Fourth, consider the style of sock that you want. Hiking socks, like all other socks, come in a variety of styles – shorties, knee-length, extra support in the arch, extra room in the toe box, extra cushion in the heel, less bulk, etc. Look over the selection at your local sporting goods store, try some on, and decide which features fit your foot, and your gait, the best. I personally prefer to have a variety of styles available – I wear short socks most of the time, but I have knee-length socks for those times when I want extra protection for my lower legs. Most of my socks have extra arch supports, since my arches tend to get tired, but I have a pair without the extra support for those days when I don’t feel that I need it.

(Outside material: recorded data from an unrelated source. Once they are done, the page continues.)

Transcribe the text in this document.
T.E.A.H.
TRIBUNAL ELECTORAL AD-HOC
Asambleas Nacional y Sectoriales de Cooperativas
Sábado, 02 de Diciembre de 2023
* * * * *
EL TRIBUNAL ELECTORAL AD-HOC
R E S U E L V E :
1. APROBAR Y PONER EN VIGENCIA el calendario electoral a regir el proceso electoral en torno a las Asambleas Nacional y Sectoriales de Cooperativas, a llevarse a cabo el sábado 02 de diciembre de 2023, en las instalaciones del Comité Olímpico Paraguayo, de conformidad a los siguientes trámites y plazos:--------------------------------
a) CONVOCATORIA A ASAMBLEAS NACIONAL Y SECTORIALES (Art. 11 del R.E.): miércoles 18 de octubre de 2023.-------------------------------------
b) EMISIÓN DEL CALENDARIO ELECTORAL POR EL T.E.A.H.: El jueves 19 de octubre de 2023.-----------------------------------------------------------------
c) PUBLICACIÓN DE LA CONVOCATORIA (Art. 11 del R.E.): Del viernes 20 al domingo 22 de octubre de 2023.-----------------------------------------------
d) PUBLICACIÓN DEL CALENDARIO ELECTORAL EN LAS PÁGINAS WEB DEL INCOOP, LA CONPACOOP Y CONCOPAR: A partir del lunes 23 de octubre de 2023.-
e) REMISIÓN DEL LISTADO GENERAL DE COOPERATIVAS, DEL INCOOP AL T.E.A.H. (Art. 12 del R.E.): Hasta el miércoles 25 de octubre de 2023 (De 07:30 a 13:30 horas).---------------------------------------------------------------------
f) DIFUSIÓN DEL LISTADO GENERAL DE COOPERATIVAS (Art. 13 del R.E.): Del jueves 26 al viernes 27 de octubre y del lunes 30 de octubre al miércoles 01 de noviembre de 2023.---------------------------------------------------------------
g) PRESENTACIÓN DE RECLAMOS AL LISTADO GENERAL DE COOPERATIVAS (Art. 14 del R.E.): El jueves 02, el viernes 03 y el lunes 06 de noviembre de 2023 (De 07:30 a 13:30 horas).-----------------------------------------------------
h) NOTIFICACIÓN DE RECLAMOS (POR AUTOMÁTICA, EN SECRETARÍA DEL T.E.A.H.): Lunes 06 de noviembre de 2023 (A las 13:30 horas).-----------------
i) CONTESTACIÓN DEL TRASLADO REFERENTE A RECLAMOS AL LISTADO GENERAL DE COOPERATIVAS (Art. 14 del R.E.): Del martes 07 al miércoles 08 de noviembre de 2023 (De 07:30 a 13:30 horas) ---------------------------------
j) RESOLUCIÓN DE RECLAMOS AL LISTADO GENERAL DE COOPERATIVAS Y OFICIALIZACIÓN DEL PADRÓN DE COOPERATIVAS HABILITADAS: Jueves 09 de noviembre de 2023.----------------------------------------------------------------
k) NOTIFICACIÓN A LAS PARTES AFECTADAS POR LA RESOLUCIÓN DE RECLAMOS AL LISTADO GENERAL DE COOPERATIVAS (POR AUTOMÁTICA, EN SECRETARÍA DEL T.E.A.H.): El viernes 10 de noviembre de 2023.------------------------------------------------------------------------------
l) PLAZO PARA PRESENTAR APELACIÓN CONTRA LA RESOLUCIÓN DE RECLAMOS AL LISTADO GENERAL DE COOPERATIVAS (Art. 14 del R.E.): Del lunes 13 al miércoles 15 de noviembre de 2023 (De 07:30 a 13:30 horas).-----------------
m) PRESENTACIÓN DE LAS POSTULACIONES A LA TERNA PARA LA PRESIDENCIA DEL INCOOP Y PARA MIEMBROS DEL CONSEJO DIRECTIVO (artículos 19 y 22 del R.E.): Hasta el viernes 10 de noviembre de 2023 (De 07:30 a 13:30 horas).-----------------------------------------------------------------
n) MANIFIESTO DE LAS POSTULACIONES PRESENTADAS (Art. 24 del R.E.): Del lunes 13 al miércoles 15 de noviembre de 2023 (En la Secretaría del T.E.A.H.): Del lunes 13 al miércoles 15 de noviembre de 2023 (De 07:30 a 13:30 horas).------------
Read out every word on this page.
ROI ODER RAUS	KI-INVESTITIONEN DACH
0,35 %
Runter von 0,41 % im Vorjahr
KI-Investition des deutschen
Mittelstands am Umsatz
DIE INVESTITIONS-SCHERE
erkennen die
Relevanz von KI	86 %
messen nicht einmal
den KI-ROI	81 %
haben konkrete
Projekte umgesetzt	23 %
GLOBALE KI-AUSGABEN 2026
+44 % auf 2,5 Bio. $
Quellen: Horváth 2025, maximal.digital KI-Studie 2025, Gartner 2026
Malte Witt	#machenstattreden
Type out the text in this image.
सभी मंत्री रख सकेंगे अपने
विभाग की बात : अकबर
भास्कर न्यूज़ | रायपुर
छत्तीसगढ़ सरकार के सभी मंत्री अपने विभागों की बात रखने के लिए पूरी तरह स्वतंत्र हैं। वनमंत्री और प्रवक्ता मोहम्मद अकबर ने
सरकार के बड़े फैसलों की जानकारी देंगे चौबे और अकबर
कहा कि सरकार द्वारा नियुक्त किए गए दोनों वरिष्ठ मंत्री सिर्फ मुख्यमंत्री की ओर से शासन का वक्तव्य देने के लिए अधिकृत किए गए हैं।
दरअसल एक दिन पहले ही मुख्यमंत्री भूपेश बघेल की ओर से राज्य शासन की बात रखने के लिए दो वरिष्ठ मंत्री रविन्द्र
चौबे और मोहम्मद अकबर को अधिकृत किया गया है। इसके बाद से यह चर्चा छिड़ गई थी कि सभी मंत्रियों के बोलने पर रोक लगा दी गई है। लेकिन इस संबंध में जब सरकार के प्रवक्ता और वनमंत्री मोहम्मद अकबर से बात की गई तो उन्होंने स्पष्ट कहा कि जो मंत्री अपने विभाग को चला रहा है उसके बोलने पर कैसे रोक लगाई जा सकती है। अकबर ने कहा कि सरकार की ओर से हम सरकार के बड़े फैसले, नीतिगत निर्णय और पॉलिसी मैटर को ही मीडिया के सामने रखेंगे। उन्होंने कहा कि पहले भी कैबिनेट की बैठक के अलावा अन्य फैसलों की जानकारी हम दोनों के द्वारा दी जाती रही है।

Fifth, consider the fit of the sock. Socks should be snug, but not tight. The sock should fit your foot heel to toe, with your heel snugly in the heel pocket, and your toe comfortable in the toe box. Check for bagginess – if the sock is baggy on your foot, try the next smaller size.
There are also some characteristics that all quality socks have in common. Look for flat seams that won’t press into your feet as you hike. An elastic material blended into the sock material will help prevent sagging.
Your socks are equipment just like your boots or your pack, and they require good care to ensure a long life of satisfactory performance. Here are some tips for proper sock care:
- When on long hikes, take periodic breaks to air out your boots, socks, and feet. Check your feet for blisters during these breaks and promptly attend to any hot spots that develop.
- Carry extra socks in your pack and change your socks during your breaks. A fresh pair of socks will leave you feeling energized.
- Air dry your hiking socks if possible. If that’s not possible, at least take them out of the dryer before they’re totally dry.